We get a huge amount of energy from combining things with all the surplus oxygen that we have in the atmosphere created by our busy plants and microbes. When we eat we use oxygen and its incredibly voracious appetite to bond with our food that releases energy. Its called oxidation. When we burn wood, coal, natural gas and oil we oxidize carbon. When we drive our cars and our trucks, when we fly, when we breathe and when we die and rot, we consume oxygen. Its everywhere from the macroscopic to the microscopic. We are saturated in Oxygen.

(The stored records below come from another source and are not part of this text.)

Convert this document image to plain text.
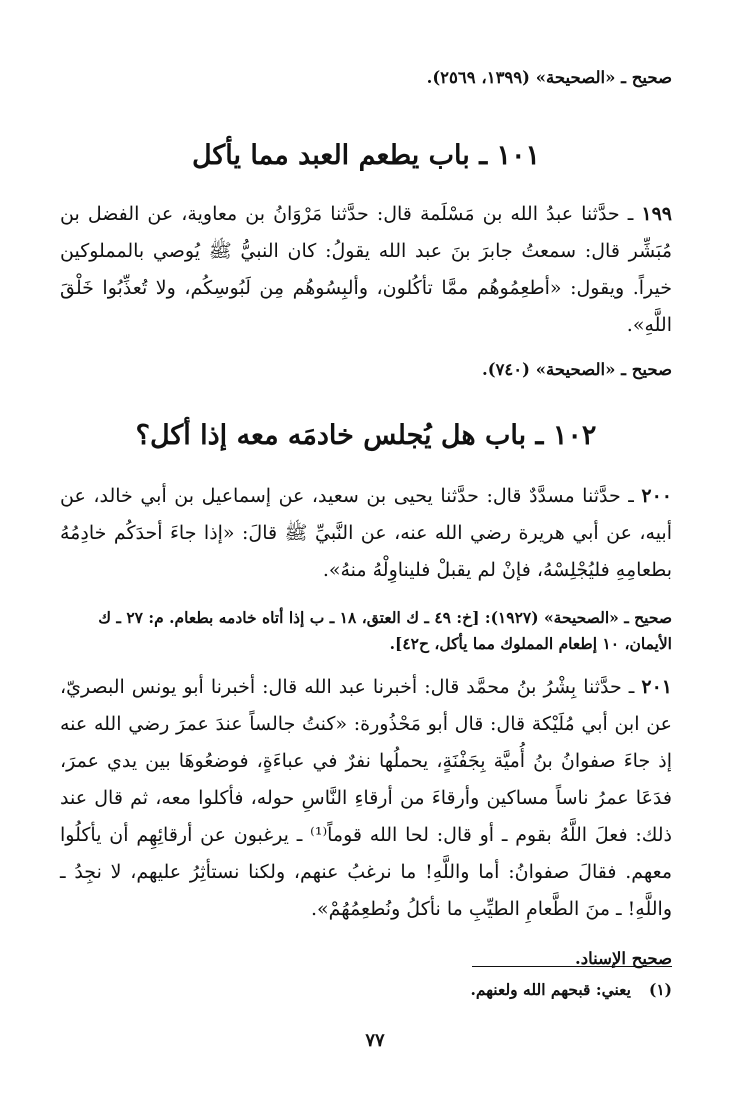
صحيح ـ «الصحيحة» (١٣٩٩، ٢٥٦٩).

١٠١ ـ باب يطعم العبد مما يأكل

١٩٩ ـ حدَّثنا عبدُ الله بن مَسْلَمة قال: حدَّثنا مَرْوَانُ بن معاوية، عن الفضل بن مُبَشِّر قال: سمعتُ جابرَ بنَ عبد الله يقولُ: كان النبيُّ ﷺ يُوصي بالمملوكين خيراً. ويقول: «أطعِمُوهُم ممَّا تأكُلون، وألبِسُوهُم مِن لَبُوسِكُم، ولا تُعذِّبُوا خَلْقَ اللَّهِ».

صحيح ـ «الصحيحة» (٧٤٠).

١٠٢ ـ باب هل يُجلس خادمَه معه إذا أكل؟

٢٠٠ ـ حدَّثنا مسدَّدٌ قال: حدَّثنا يحيى بن سعيد، عن إسماعيل بن أبي خالد، عن أبيه، عن أبي هريرة رضي الله عنه، عن النَّبيِّ ﷺ قالَ: «إذا جاءَ أحدَكُم خادِمُهُ بطعامِهِ فليُجْلِسْهُ، فإنْ لم يقبلْ فليناوِلْهُ منهُ».

صحيح ـ «الصحيحة» (١٩٢٧): [خ: ٤٩ ـ ك العتق، ١٨ ـ ب إذا أتاه خادمه بطعام. م: ٢٧ ـ ك الأيمان، ١٠ إطعام المملوك مما يأكل، ح٤٢].

٢٠١ ـ حدَّثنا بِشْرُ بنُ محمَّد قال: أخبرنا عبد الله قال: أخبرنا أبو يونس البصريّ، عن ابن أبي مُلَيْكة قال: قال أبو مَحْذُورة: «كنتُ جالساً عندَ عمرَ رضي الله عنه إذ جاءَ صفوانُ بنُ أُميَّة بِجَفْنَةٍ، يحملُها نفرٌ في عباءَةٍ، فوضعُوهَا بين يدي عمرَ، فدَعَا عمرُ ناساً مساكين وأرقاءَ من أرقاءِ النَّاسِ حوله، فأكلوا معه، ثم قال عند ذلك: فعلَ اللَّهُ بقوم ـ أو قال: لحا الله قوماً⁽¹⁾ ـ يرغبون عن أرقائِهِم أن يأكلُوا معهم. فقالَ صفوانُ: أما واللَّهِ! ما نرغبُ عنهم، ولكنا نستأثِرُ عليهم، لا نجِدُ ـ واللَّهِ! ـ منَ الطَّعامِ الطيِّبِ ما نأكلُ ونُطعِمُهُمْ».

صحيح الإسناد.

(١)يعني: قبحهم الله ولعنهم.
٧٧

With all this oxidation going on and understanding that oxygen is so highly reactive, you’d think that we would run out of the stuff in short order. In fact we would if it weren’t for the plants and microbes that are busy making the stuff as quickly as we use it.
If they stopped for some reason. If they died off or they just quit making oxygen we would use it all up in less than a century and everything would stop.
The punch line to this oxygen story is this. When we delve into the distant past we find that the levels of oxygen have varied dramatically. There were times in the past where oxygen has been as high as 40 to 45%. Life in those times was lush and varied and spectacular. There are also times when the level have plummeted below 20%, lower than they are today. That happened during the great dying when massive volcanism ignited the huge forests that spewed fires and carbon dioxide almost without end, while consuming oxygen. The Earth heated up the oceans released hydrogen cyanide and life almost died out.
Could it happen again? Its worth considering. Breathe deeply folks.